Als vervolgens de Muur valt en ook China de luiken opent, worden de ontwikkelde economieën pas echt ‘pursued’. Vanaf dat moment beginnen ondernemers hun activiteiten en masse naar het buitenland te verschuiven. Al snel komen ze er achter dat intensieve kapitaalinvesteringen over de grens veel meer rendement opleveren. De productiviteitsgroei in de ‘pursued economies’ zakt onherroepelijk in; de industriële basis holt uit en alleen nog de mensen met ‘skills’ die niet eenvoudig kunnen worden vervangen weten hun levensstandaard nog te verbeteren. De rest krijgt het steeds moeilijker en raakt, zo zien we inmiddels, gefrustreerd vatbaar voor populisten en hun gemakkelijke oplossingen.

Oost-Europese arbeidskrachten
Koo wijdt er verder niet over uit, maar al lezende moest ik denken aan Duitsland. Bedrijven uit dat land zien – als eenmaal de euforie van de Duitse eenwording weggeëbd is – als geen ander brood in de goed opgeleide en spotgoedkope arbeidskrachten in Oost-Europa. Door een flink deel van hun toeleveringsketens in die regio op te tuigen, neemt de Duitse efficiëntie van de bedrijven snel toe. Hun productiviteit groeit er in de jaren tot de kredietcrisis met ruim 20% door, zo becijferde de universiteit van München.

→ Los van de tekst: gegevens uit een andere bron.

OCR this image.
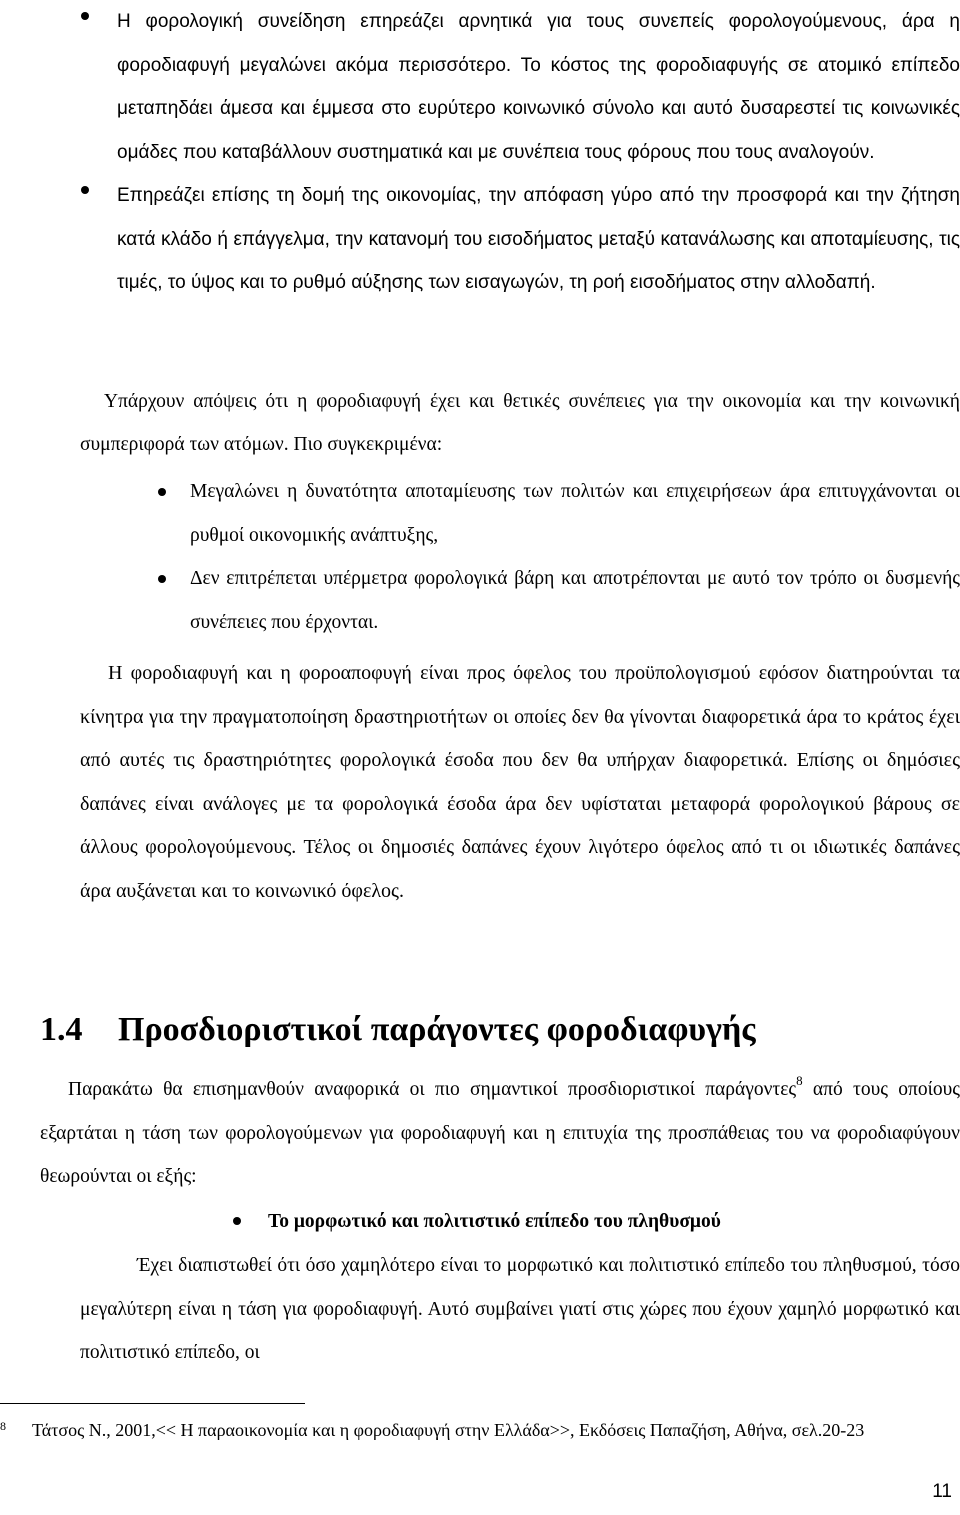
Η φορολογική συνείδηση επηρεάζει αρνητικά για τους συνεπείς φορολογούμενους, άρα η φοροδιαφυγή μεγαλώνει ακόμα περισσότερο. Το κόστος της φοροδιαφυγής σε ατομικό επίπεδο μεταπηδάει άμεσα και έμμεσα στο ευρύτερο κοινωνικό σύνολο και αυτό δυσαρεστεί τις κοινωνικές ομάδες που καταβάλλουν συστηματικά και με συνέπεια τους φόρους που τους αναλογούν.
Επηρεάζει επίσης τη δομή της οικονομίας, την απόφαση γύρο από την προσφορά και την ζήτηση κατά κλάδο ή επάγγελμα, την κατανομή του εισοδήματος μεταξύ κατανάλωσης και αποταμίευσης, τις τιμές, το ύψος και το ρυθμό αύξησης των εισαγωγών, τη ροή εισοδήματος στην αλλοδαπή.

Υπάρχουν απόψεις ότι η φοροδιαφυγή έχει και θετικές συνέπειες για την οικονομία και την κοινωνική συμπεριφορά των ατόμων. Πιο συγκεκριμένα:

Μεγαλώνει η δυνατότητα αποταμίευσης των πολιτών και επιχειρήσεων άρα επιτυγχάνονται οι ρυθμοί οικονομικής ανάπτυξης,
Δεν επιτρέπεται υπέρμετρα φορολογικά βάρη και αποτρέπονται με αυτό τον τρόπο οι δυσμενής συνέπειες που έρχονται.

Η φοροδιαφυγή και η φοροαποφυγή είναι προς όφελος του προϋπολογισμού εφόσον διατηρούνται τα κίνητρα για την πραγματοποίηση δραστηριοτήτων οι οποίες δεν θα γίνονται διαφορετικά άρα το κράτος έχει από αυτές τις δραστηριότητες φορολογικά έσοδα που δεν θα υπήρχαν διαφορετικά. Επίσης οι δημόσιες δαπάνες είναι ανάλογες με τα φορολογικά έσοδα άρα δεν υφίσταται μεταφορά φορολογικού βάρους σε άλλους φορολογούμενους. Τέλος οι δημοσιές δαπάνες έχουν λιγότερο όφελος από τι οι ιδιωτικές δαπάνες άρα αυξάνεται και το κοινωνικό όφελος.

1.4 Προσδιοριστικοί παράγοντες φοροδιαφυγής

Παρακάτω θα επισημανθούν αναφορικά οι πιο σημαντικοί προσδιοριστικοί παράγοντες$^8$ από τους οποίους εξαρτάται η τάση των φορολογούμενων για φοροδιαφυγή και η επιτυχία της προσπάθειας του να φοροδιαφύγουν θεωρούνται οι εξής:

Το μορφωτικό και πολιτιστικό επίπεδο του πληθυσμού

Έχει διαπιστωθεί ότι όσο χαμηλότερο είναι το μορφωτικό και πολιτιστικό επίπεδο του πληθυσμού, τόσο μεγαλύτερη είναι η τάση για φοροδιαφυγή. Αυτό συμβαίνει γιατί στις χώρες που έχουν χαμηλό μορφωτικό και πολιτιστικό επίπεδο, οι

8 Τάτσος Ν., 2001,<< Η παραοικονομία και η φοροδιαφυγή στην Ελλάδα>>, Εκδόσεις Παπαζήση, Αθήνα, σελ.20-23

11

Door de inschakeling van Oost-Europa hoeven de Duitse bedrijven, hoewel ze vanwege de toenemende vergrijzing met een gebrek aan vakmensen te maken krijgen, niet tegen elkaar op te bieden om goed personeel te werven. Zo blijven de lonen laag. De overwinsten verdwijnen weer in de zak van de kapitalisten; de ongelijkheid neemt weer toe. Het is volgens mij dan ook geen toeval dat discounters als Lidl en Aldi in Duitsland groot worden.

Ondertussen zie je in de Verenigde Staten ondernemingen als Wal-Mart groot worden en in Japan schieten de 100 yen shops uit de grond, bedrijven die een stroom aan goedkope producten uit China en andere opkomende landen aanbieden. De tijden dat de gemiddelde Amerikaan en Japanner iedere twee jaar een nieuwe auto kocht, zijn voorbij. Stagnerende inkomens konden nog een tijd worden gemaskeerd door groots op de pof te leven, maar de kredietcrisis maakte daar definitief een einde aan.

Onafhankelijke centrale bankiers
De inzakkende binnenlandse vraag en de stroom goedkope producten uit het buitenland hebben ervoor gezorgd dat inflatie – hét probleem in het gouden tijdperk – geen issue meer is. Probleem is alleen dat we er beleidsmatig nog helemaal niet klaar mee zijn. Om de continue dreiging van geldontwaarding in te dammen hadden we de centrale bankiers op afstand van de overheid gezet. Toen het hun na vallen en opstaan lukte om de inflatie in te tomen, groeiden ze uit tot de sterren van het beleidsmakersgilde. De hulp van de goedkope importen werd daarbij natuurlijk niet al te zeer benadrukt.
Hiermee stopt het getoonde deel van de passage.